The award is not need-based; however, should the recipient be on financial aid, the amount of the scholarship will be used to reduce the self-help portion of the financial aid award.
The award is given to the student(s) who best embody the ideals and interests that Sirena held. Preference for the award will be given to students who:
- Are of Asian ancestry, preferably Chinese American
- Have made a valuable contribution in the area of East-West culture, and
- Have demonstrated academic excellence
Applications for 2024-25 will be due no later than 5:00 p.m. on March 4, 2024. As part of the application a faculty letter of recommendation will be required. Recommenders can submit their letters directly to email@example.com.
This is a grant for an academic-year award and cannot be used for summer programs.
Full-time Duke sophomores and juniors may receive up to $2,500 to conduct research in China, Japan, Korea, or Southeast Asia.
Priority will be given to students who 1) will conduct research for a senior thesis; 2) whose projects have a high probability of developing into a senior thesis; and 3) who have done some preliminary work and have arranged affiliations with local institutions for the research.

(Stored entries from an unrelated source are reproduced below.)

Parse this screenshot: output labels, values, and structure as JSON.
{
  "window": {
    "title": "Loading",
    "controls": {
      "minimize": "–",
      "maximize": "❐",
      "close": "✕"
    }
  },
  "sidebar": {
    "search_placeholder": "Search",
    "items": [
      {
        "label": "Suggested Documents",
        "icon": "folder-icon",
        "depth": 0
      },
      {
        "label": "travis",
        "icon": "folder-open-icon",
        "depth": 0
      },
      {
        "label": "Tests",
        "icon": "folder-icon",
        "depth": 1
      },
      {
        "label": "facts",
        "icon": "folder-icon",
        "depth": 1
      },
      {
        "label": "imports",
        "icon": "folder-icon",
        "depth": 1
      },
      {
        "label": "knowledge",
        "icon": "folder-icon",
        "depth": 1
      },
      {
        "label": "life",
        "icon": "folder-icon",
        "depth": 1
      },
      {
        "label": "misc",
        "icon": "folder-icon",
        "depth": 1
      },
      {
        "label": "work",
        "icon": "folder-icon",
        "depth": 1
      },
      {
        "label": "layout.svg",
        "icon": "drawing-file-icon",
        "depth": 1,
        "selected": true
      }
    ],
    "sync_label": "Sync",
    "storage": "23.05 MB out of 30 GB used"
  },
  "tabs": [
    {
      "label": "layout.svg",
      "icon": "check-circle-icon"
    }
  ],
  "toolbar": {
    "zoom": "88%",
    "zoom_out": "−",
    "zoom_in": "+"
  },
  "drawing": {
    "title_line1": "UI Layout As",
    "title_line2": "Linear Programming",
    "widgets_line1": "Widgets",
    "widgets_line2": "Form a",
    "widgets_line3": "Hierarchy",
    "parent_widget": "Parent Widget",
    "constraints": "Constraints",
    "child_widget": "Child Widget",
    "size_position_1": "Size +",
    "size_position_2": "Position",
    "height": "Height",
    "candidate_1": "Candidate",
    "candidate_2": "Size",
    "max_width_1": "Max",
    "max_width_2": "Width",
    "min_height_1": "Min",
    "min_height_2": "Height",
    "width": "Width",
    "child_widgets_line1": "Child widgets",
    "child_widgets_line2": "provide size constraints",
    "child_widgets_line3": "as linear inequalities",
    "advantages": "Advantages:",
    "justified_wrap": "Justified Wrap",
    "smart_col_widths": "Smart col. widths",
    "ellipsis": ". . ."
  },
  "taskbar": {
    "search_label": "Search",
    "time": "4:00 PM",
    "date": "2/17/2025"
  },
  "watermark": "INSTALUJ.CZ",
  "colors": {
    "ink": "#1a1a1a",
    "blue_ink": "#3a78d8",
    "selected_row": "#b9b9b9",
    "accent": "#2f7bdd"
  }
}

Applicants must include a basic budget and list all other sources and amounts of funding (including applications for funding).
If the research project involves human subjects, submit evidence that the project has been submitted for Duke Campus IRB review (submit verification if already approved or exempted). Funding will not be released until IRB approval (or exemption) is obtained.
Applications for Summer 2024 are due no later than 5:00 p.m. on March 4, 2024.